Sequencing images for your photo story is, one of the hardest things. And there's no right answer, and there's no right sequences. There's a lot of wrong sequences, but for me, it's still something I struggle with. I think I'm pretty good at editing down, let's say it's a big project, 10,000 images and getting it down to a 100. And then getting it down to that magic 25, but then getting that 25 in the proper order isn't always an easy task.
I'll usually do a first pass, and then for me, my workflow is, then I send that out to friends and family, even. And then also over the years, I've got a lot of friends that are editors, that are photo editors. And I send it to them and they'll give me informed ideas about how to sequence things. and then also, if I'm having trouble, usually if it's a larger project and there's more images. what I'll do is I'll just, I'll walk away from it. I'll put all the pictures on the wall, and I'll have them mapped out the way I want it, and then I just walk away from it and then I go look at photo books. I collect photo books, I've got a thousand of these things. And you just start looking at how photo books are sequenced, because they're brilliant, you know.

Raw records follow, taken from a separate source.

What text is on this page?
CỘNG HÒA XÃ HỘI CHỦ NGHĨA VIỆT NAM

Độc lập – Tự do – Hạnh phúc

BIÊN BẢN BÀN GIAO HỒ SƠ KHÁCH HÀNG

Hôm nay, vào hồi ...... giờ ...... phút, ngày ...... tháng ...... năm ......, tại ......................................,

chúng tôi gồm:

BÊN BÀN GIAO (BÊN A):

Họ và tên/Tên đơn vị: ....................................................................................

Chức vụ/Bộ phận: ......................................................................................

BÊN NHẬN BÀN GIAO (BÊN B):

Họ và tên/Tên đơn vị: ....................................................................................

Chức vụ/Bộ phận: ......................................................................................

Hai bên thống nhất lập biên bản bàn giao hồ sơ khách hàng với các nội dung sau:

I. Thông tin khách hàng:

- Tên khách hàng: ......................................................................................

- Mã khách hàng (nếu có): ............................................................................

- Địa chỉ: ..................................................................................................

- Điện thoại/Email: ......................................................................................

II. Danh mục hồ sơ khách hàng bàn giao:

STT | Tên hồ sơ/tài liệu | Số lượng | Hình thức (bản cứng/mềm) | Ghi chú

And then you come back to it, or you could watch a movie or something else, I mean. Film making informs photography in incredible ways. And if you can sort of harness what you see on film or in a photo book and then bring that back to your just 25 images. Sequencing 25 images all of a sudden becomes rather simple. so I guess bringing in outside sources and other people's opinions really informs the way that I organize the sequence by photo for photo story.